Factorisation of polynomials over finite fields can be solved in probable polynomial time with a randomised algorithm (which is much easier than factorisation of integers). For a fixed ground field such as $\mathbb F_2$, this can be made deterministic. Naturally this allows irreducibility testing in similar time.
If we're just interested in the yes/no irreducibility test, there are some small savings and the algorithm as follows. Note that we can compute $X^{2^k}-X\mod{f(X)}$ with $k$ repeated squarings and a subtraction and so computing $\mathrm{GCD}(X^{2^k}-X,f(X))$ can be done in time polynomial in $k$ and the degree of $f(X)$.

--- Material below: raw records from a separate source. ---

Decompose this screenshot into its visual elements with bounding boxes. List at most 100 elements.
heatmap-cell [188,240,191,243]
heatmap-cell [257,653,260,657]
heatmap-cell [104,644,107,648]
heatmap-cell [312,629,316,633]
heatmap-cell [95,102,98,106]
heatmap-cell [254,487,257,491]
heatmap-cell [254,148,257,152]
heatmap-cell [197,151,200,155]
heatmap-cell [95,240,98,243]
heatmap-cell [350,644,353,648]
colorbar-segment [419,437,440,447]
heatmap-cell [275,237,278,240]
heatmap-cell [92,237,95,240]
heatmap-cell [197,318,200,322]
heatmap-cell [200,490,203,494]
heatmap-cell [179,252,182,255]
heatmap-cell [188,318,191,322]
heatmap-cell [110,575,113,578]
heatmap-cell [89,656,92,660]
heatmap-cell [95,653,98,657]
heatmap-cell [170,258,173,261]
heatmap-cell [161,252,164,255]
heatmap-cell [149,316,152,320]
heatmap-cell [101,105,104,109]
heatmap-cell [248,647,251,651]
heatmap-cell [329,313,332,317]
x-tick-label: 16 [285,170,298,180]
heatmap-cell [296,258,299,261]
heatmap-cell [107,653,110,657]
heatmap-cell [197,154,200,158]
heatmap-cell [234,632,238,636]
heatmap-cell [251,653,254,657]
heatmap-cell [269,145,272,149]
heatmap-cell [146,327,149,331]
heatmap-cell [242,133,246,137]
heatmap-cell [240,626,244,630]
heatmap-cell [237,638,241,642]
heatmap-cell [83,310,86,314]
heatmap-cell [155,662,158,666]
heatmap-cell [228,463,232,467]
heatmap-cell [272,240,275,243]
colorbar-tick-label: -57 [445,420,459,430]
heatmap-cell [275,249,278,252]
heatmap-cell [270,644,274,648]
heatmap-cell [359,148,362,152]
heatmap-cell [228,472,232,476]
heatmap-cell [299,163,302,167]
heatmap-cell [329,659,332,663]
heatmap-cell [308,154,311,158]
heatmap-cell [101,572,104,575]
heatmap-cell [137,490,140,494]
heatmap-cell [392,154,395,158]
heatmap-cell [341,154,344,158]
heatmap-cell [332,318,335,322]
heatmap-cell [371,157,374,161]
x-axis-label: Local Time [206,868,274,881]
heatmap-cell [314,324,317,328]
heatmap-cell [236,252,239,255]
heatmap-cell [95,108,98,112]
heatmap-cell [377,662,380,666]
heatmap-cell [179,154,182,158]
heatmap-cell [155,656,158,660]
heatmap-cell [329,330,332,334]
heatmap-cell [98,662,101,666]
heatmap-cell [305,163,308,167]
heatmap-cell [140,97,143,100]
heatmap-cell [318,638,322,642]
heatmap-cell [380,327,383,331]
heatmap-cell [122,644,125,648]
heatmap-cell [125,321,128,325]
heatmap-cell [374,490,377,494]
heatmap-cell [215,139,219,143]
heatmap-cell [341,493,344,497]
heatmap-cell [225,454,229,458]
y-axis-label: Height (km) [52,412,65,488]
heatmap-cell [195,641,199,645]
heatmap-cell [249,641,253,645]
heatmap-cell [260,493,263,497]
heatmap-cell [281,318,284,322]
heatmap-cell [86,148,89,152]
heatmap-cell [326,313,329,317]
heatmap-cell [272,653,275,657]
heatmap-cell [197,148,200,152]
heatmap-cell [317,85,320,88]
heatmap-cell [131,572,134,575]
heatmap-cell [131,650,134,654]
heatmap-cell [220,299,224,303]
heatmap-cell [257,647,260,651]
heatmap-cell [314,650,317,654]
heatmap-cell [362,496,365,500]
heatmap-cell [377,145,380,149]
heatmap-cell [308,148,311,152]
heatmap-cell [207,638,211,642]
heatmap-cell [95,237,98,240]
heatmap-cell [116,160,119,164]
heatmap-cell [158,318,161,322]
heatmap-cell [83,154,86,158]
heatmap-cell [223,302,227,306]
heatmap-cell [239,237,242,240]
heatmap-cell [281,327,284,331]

Step 1. We compute $\mathrm{GCD}(X^{2^d}-X,f(X))$ where $d=\mathrm{deg}f$. If this is not $f(X)$ then $f$ is not irreducible as it either has repeated roots or roots outside $\mathbb F_{2^d}$. If it is $f(X)$ we proceed to step 2.
Step 2. For each prime $p|d$ we let $d'=d/p$ and compute $\mathrm{GCD}(X^{2^{d'}}-X,f(X))$. If this is not 1 then $f(X)$ has a root in the subfield $\mathbb F_{2^{d'}}$ and $f(X)$ is not irreducible.
If step 2 passes for all $p|d$ then all of the roots lie in $\mathbb F_{2^d}$, but not in a subfield so that $f(X)$ is irreducible.